I can't say I've thought much about the Acura RLX much lately. Granted, I've had a lot on my mind lately, and so has everyone, but Acura's supposed flagship sedan has felt like an afterthought and an also-ran since the days when it was called the Legend. Now, as sedan sales plummet, the RLX has reached the end of its road. Will anyone miss it?

Automotive News and other outlets today report Acura has confirmed the RLX will be no more after the 2020 model year. It will live on in Japan—where it's built and still called the Legend, apparently—and some other markets, but not in North America. Fans of four-door luxury sedans with super-handling all-wheel drive will have to get their fix elsewhere after that.

The culprit is a familiar one: SUVs, crossovers and trucks dominating the new car market, leaving demand for sedans to wither and die. Having said that, Acura claims it's not yet giving up on sedans entirely. Honda's luxury division says it will "further strengthen [its] sports sedans" and continue with "the performance-focused direction we have been taking Acura over the past four years."

That refers to whatever the production version of the Type S Concept will be, plus other fun four-doors in the lineup.
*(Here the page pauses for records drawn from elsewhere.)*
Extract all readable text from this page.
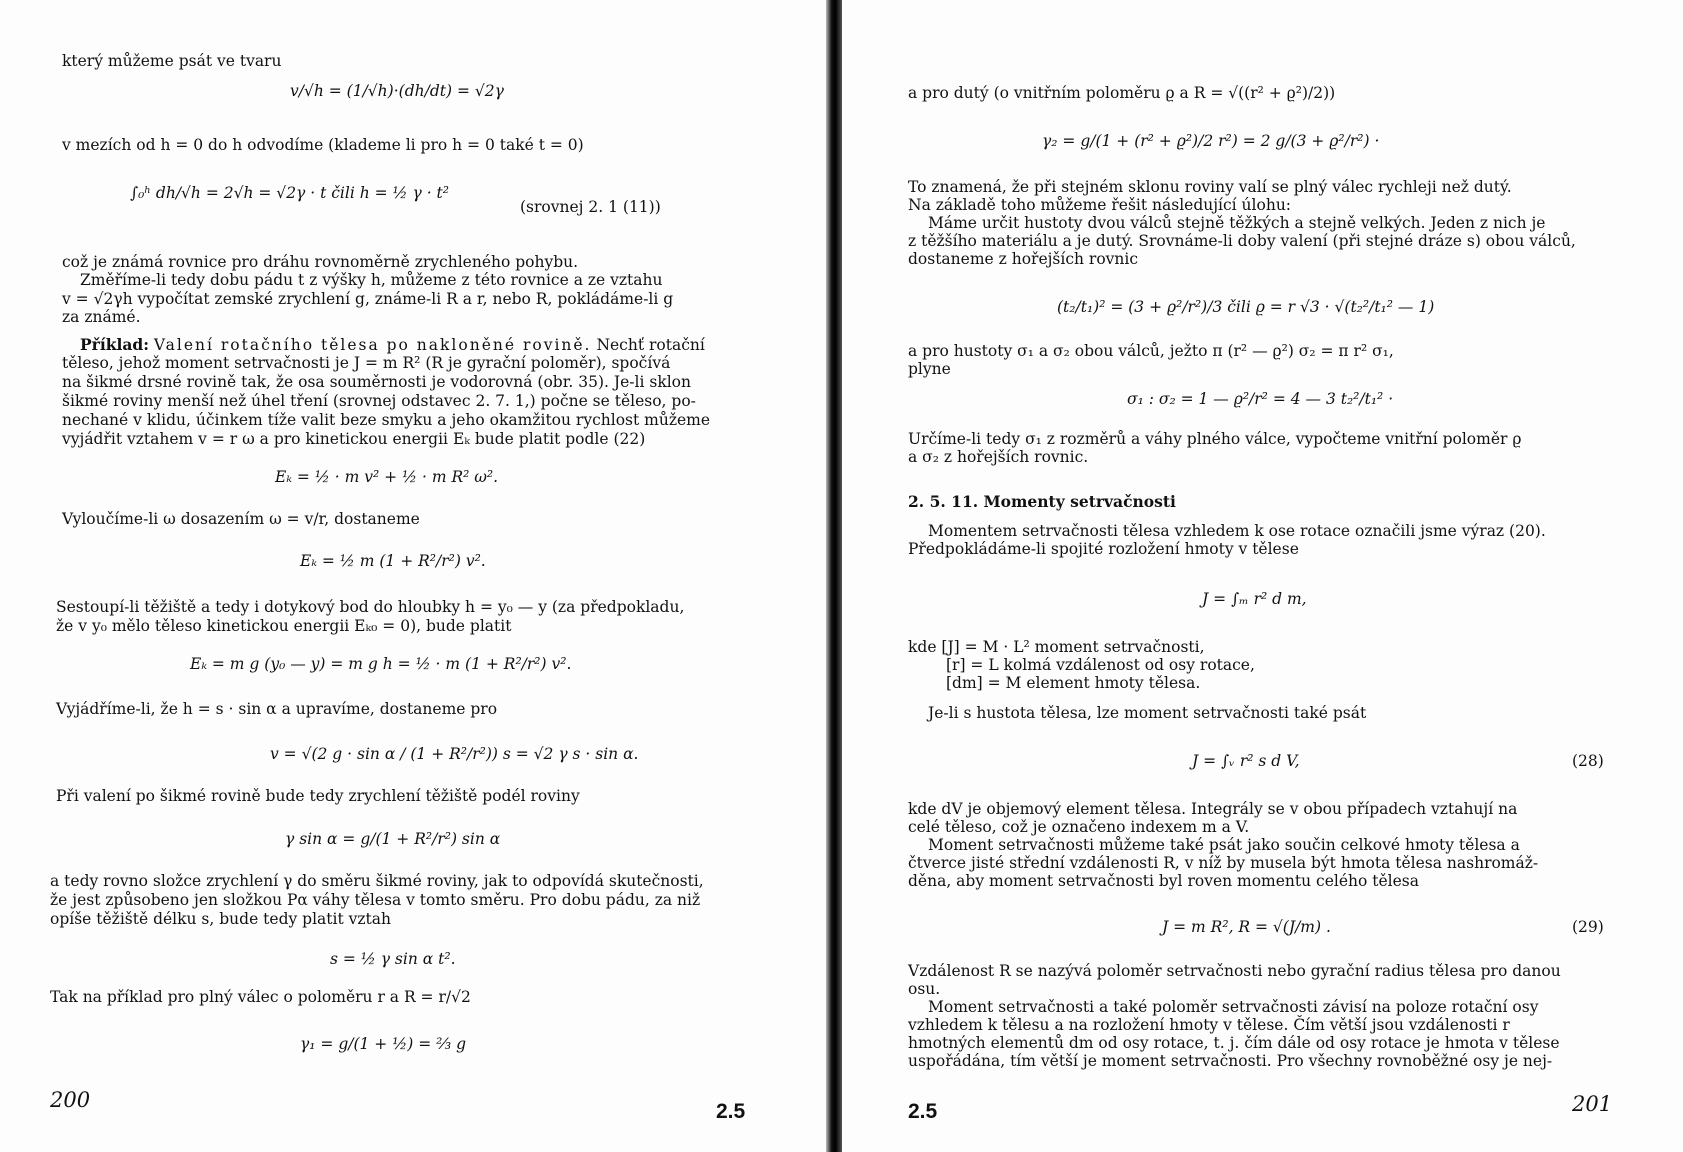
který můžeme psát ve tvaru
v/√h = (1/√h)·(dh/dt) = √2γ
v mezích od h = 0 do h odvodíme (klademe li pro h = 0 také t = 0)
∫₀ʰ dh/√h = 2√h = √2γ · t čili h = ½ γ · t²
(srovnej 2. 1 (11))
což je známá rovnice pro dráhu rovnoměrně zrychleného pohybu.
Změříme-li tedy dobu pádu t z výšky h, můžeme z této rovnice a ze vztahu
v = √2γh vypočítat zemské zrychlení g, známe-li R a r, nebo R, pokládáme-li g
za známé.
Příklad: Valení rotačního tělesa po nakloněné rovině. Nechť rotační
těleso, jehož moment setrvačnosti je J = m R² (R je gyrační poloměr), spočívá
na šikmé drsné rovině tak, že osa souměrnosti je vodorovná (obr. 35). Je-li sklon
šikmé roviny menší než úhel tření (srovnej odstavec 2. 7. 1,) počne se těleso, po-
nechané v klidu, účinkem tíže valit beze smyku a jeho okamžitou rychlost můžeme
vyjádřit vztahem v = r ω a pro kinetickou energii Eₖ bude platit podle (22)
Eₖ = ½ · m v² + ½ · m R² ω².
Vyloučíme-li ω dosazením ω = v/r, dostaneme
Eₖ = ½ m (1 + R²/r²) v².
Sestoupí-li těžiště a tedy i dotykový bod do hloubky h = y₀ — y (za předpokladu,
že v y₀ mělo těleso kinetickou energii Eₖ₀ = 0), bude platit
Eₖ = m g (y₀ — y) = m g h = ½ · m (1 + R²/r²) v².
Vyjádříme-li, že h = s · sin α a upravíme, dostaneme pro
v = √(2 g · sin α / (1 + R²/r²)) s = √2 γ s · sin α.
Při valení po šikmé rovině bude tedy zrychlení těžiště podél roviny
γ sin α = g/(1 + R²/r²) sin α
a tedy rovno složce zrychlení γ do směru šikmé roviny, jak to odpovídá skutečnosti,
že jest způsobeno jen složkou Pα váhy tělesa v tomto směru. Pro dobu pádu, za niž
opíše těžiště délku s, bude tedy platit vztah
s = ½ γ sin α t².
Tak na příklad pro plný válec o poloměru r a R = r/√2
γ₁ = g/(1 + ½) = ⅔ g
200	2.5
a pro dutý (o vnitřním poloměru ϱ a R = √((r² + ϱ²)/2))
γ₂ = g/(1 + (r² + ϱ²)/2 r²) = 2 g/(3 + ϱ²/r²) ·
To znamená, že při stejném sklonu roviny valí se plný válec rychleji než dutý.
Na základě toho můžeme řešit následující úlohu:
Máme určit hustoty dvou válců stejně těžkých a stejně velkých. Jeden z nich je
z těžšího materiálu a je dutý. Srovnáme-li doby valení (při stejné dráze s) obou válců,
dostaneme z hořejších rovnic
(t₂/t₁)² = (3 + ϱ²/r²)/3 čili ϱ = r √3 · √(t₂²/t₁² — 1)
a pro hustoty σ₁ a σ₂ obou válců, ježto π (r² — ϱ²) σ₂ = π r² σ₁,
plyne
σ₁ : σ₂ = 1 — ϱ²/r² = 4 — 3 t₂²/t₁² ·
Určíme-li tedy σ₁ z rozměrů a váhy plného válce, vypočteme vnitřní poloměr ϱ
a σ₂ z hořejších rovnic.
2. 5. 11. Momenty setrvačnosti
Momentem setrvačnosti tělesa vzhledem k ose rotace označili jsme výraz (20).
Předpokládáme-li spojité rozložení hmoty v tělese
J = ∫ₘ r² d m,
kde [J] = M · L² moment setrvačnosti,
[r] = L kolmá vzdálenost od osy rotace,
[dm] = M element hmoty tělesa.
Je-li s hustota tělesa, lze moment setrvačnosti také psát
J = ∫ᵥ r² s d V,	(28)
kde dV je objemový element tělesa. Integrály se v obou případech vztahují na
celé těleso, což je označeno indexem m a V.
Moment setrvačnosti můžeme také psát jako součin celkové hmoty tělesa a
čtverce jisté střední vzdálenosti R, v níž by musela být hmota tělesa nashromáž-
děna, aby moment setrvačnosti byl roven momentu celého tělesa
J = m R², R = √(J/m) .	(29)
Vzdálenost R se nazývá poloměr setrvačnosti nebo gyrační radius tělesa pro danou
osu.
Moment setrvačnosti a také poloměr setrvačnosti závisí na poloze rotační osy
vzhledem k tělesu a na rozložení hmoty v tělese. Čím větší jsou vzdálenosti r
hmotných elementů dm od osy rotace, t. j. čím dále od osy rotace je hmota v tělese
uspořádána, tím větší je moment setrvačnosti. Pro všechny rovnoběžné osy je nej-
2.5	201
The Type S badge is expected to be used on other performance-centric models in the Acura lineup, finally bringing back the spirited driving the brand became known for in the 1990s. That's good.

As for the RLX, I can't say it will be too missed. The Legend—the original Acura—was a groundbreaking car in its heyday, but it hasn't really been a top contender in many years. It was long dogged by bland styling and the lack of rear-wheel drive or a V8 engine (although it ended up being somewhat prescient in that last regard), as well as a clumsy name. While the RLX offered impressive tech and a decent drive, it seemed a strange proposition against a Mercedes E-Class or a BMW 5 Series or one of Lexus' sedans. Buyers seemed to agree; only about 1,000 were sold last year

Interestingly, this means all of Acura's models will now be built in America, something you can't even say for some "American" car brands.